Prendre soi-même le rôle d’aidant

L’autre façon de se confronter à cette question du désintérêt paternel consiste à se positionner comme acteur du lien avec le père en adoptant une attitude protectrice à l’égard du père.

Stéphanie « Et vous ne pouvez pas reparler des choses qui t'ont blessée, ou dont tu n’étais pas contente...’ ‘S. Non, parce que je pense que cela se finirait ... Je pense qu'il en est conscient, mais justement, de l'entendre, je pense que cela lui ferait du mal, et ce mal ressortirait à mon avis en colère... moi, c'est mon point de vue, donc je... J'en parlerai pas, donc, avec lui, non.
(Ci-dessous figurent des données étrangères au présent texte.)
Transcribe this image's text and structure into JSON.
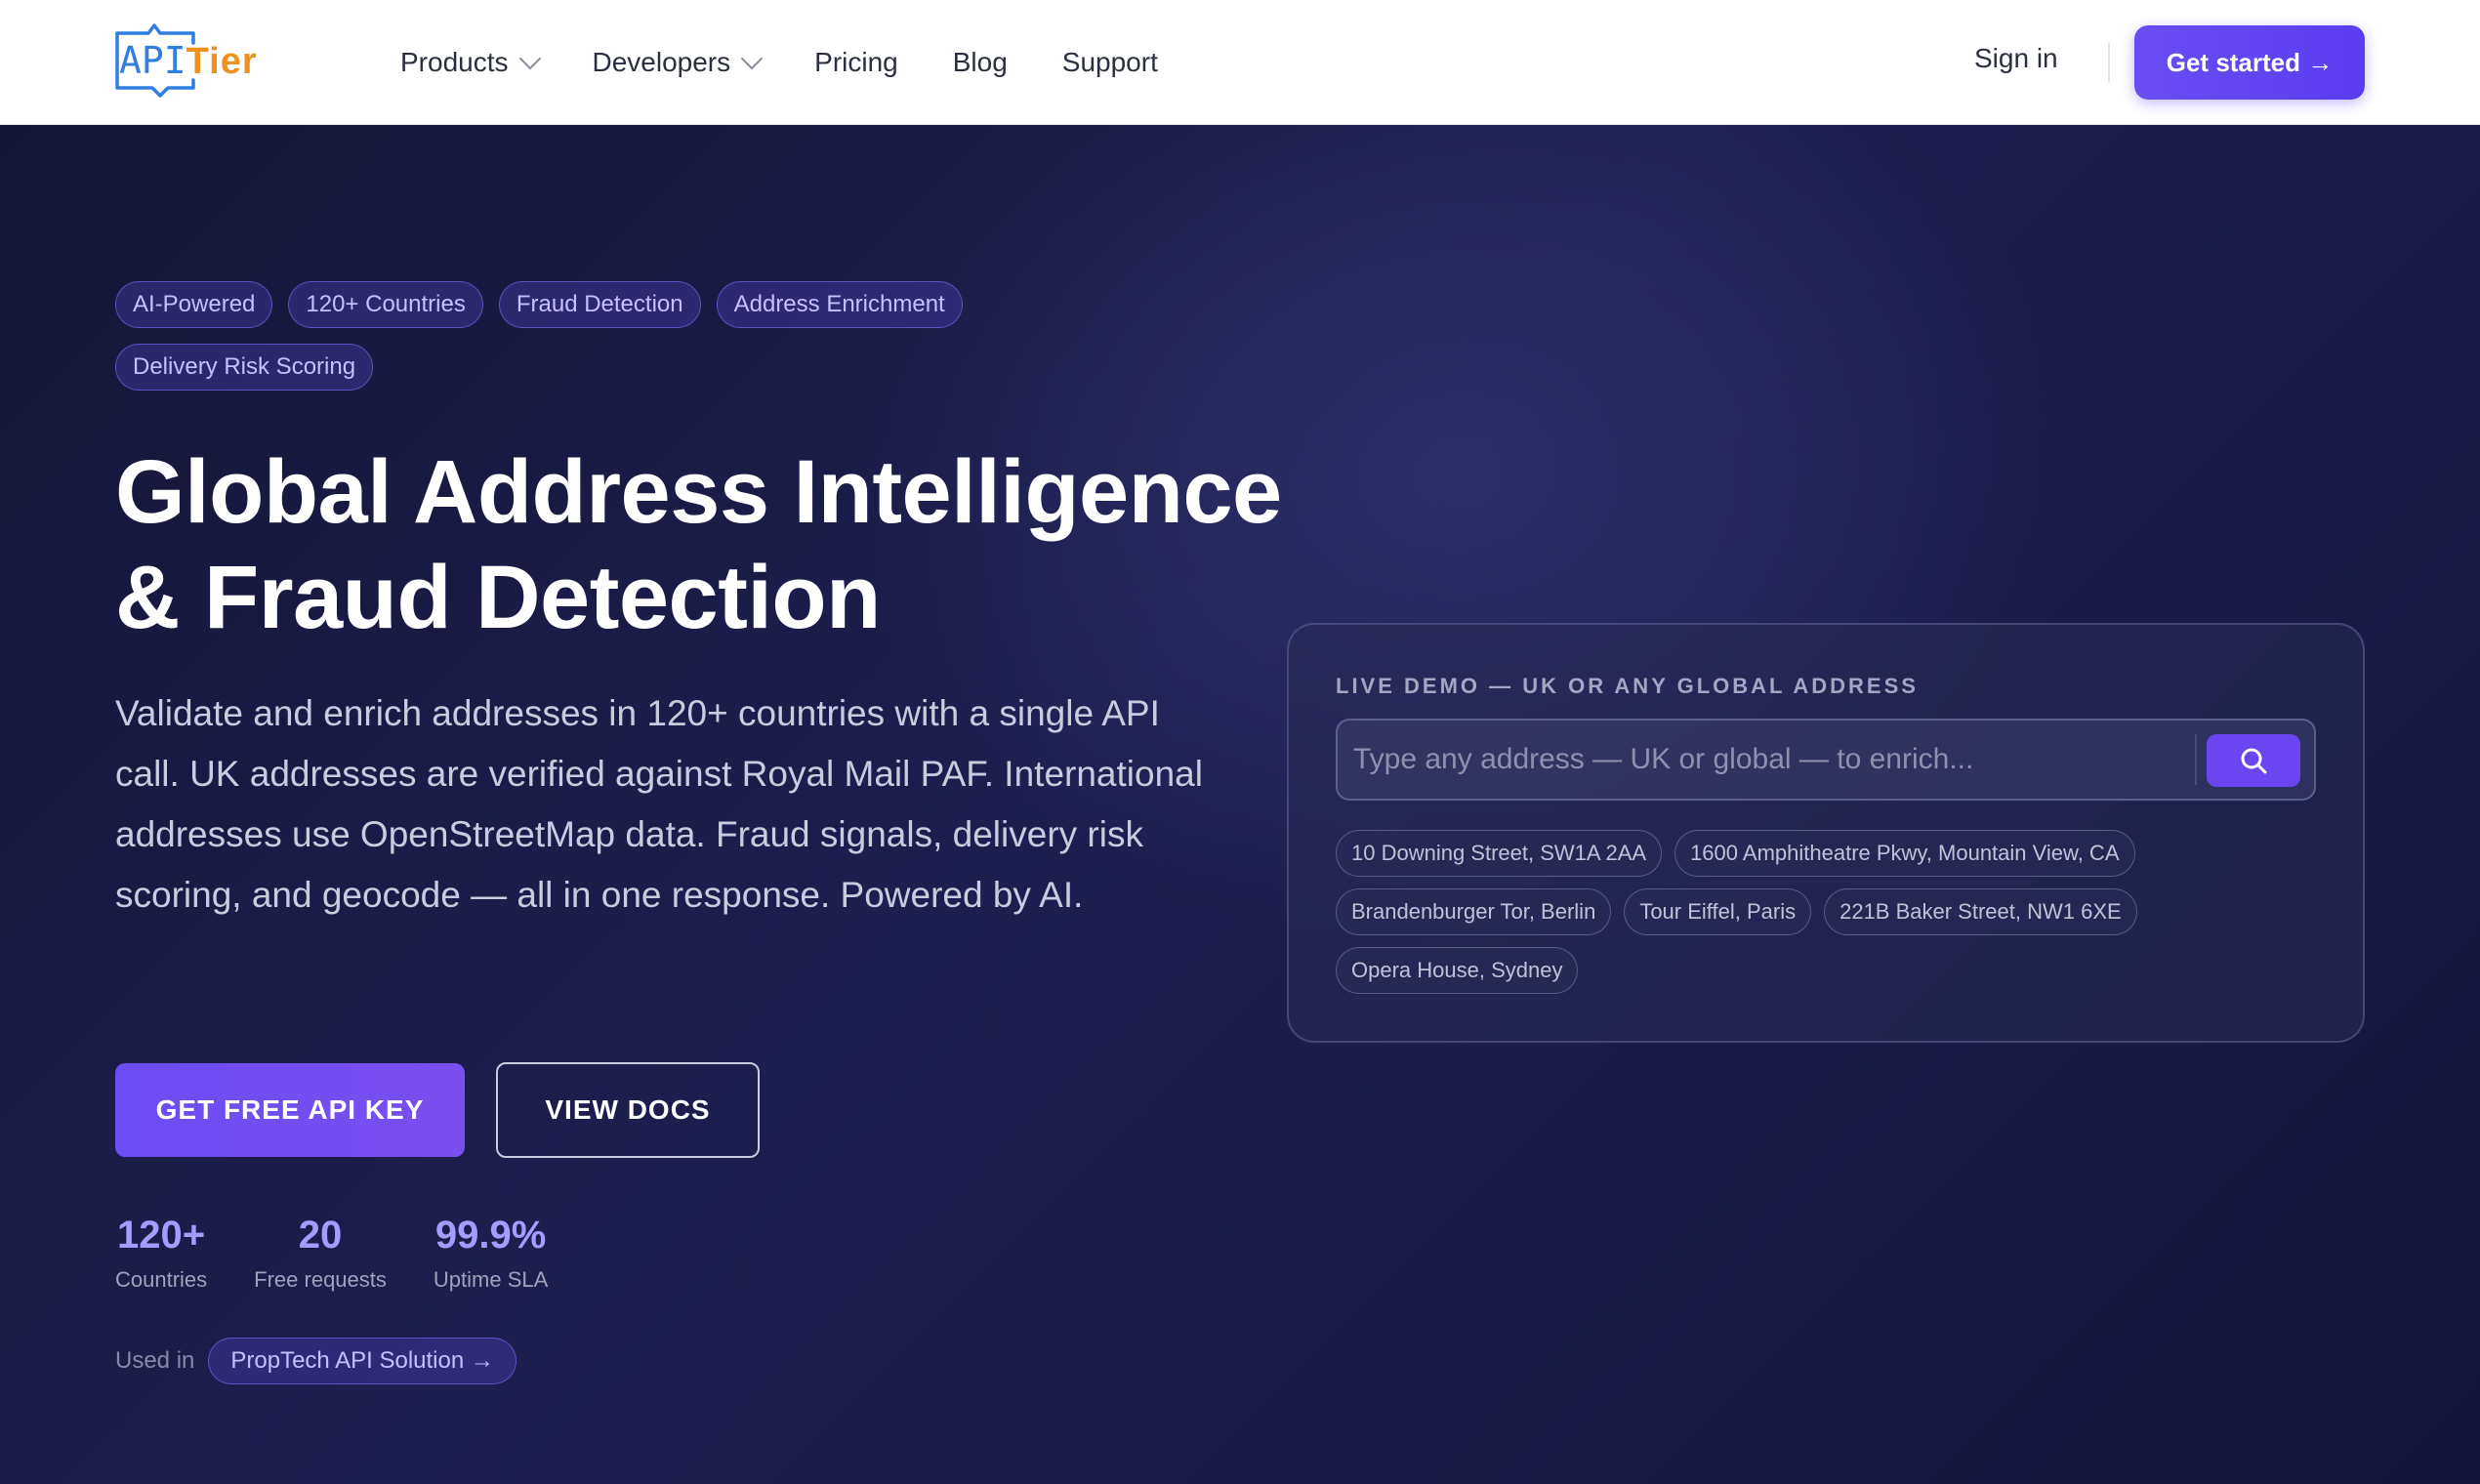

Par contre quand il en parle, des fois, je (inintelligible), je lui fais comprendre. Mais à part ça on s'entend bien, je veux dire. »’ ‘ Belle « Mais c’est vrai que la relation que j’ai avec mon père est totalement ambiguë. Je suis un peu hypocrite aussi. Normalement, je n’ai pas l’habitude de l’être, mais vu qu’il est hypocrite avec moi, je le suis un peu aussi, quoi. J’ai des choses à lui reprocher, c’est vrai, je lui en veux pour certaines choses, mais je lui dirais pas. Parce que je sais très bien que ça foutrait tout en l’air, alors que pour l’instant, on s’entend. »’

Par stratégie, ces deux enquêtées préfèrent se taire, arrondir les angles plutôt que de confronter leur père à ce qu’elles ressentent. Elles négocient la paix dans la relation au prix de leur silence. En ce sens, elles s’efforcent d’endosser, d’une certaine façon, le rôle de parent puisqu’elles tendent à protéger et à prendre soin de leur ascendant.

Toutes deux utilisent le terme de « s’entendre » pour décrire la relation avec leur père. L’emploi de ce verbe traduit en fait l’existence d’un échange entre eux, mais sans qu’il ne soit possible de qualifier plus précisément la nature de celui-ci. Le lien existe, mais il est fragile.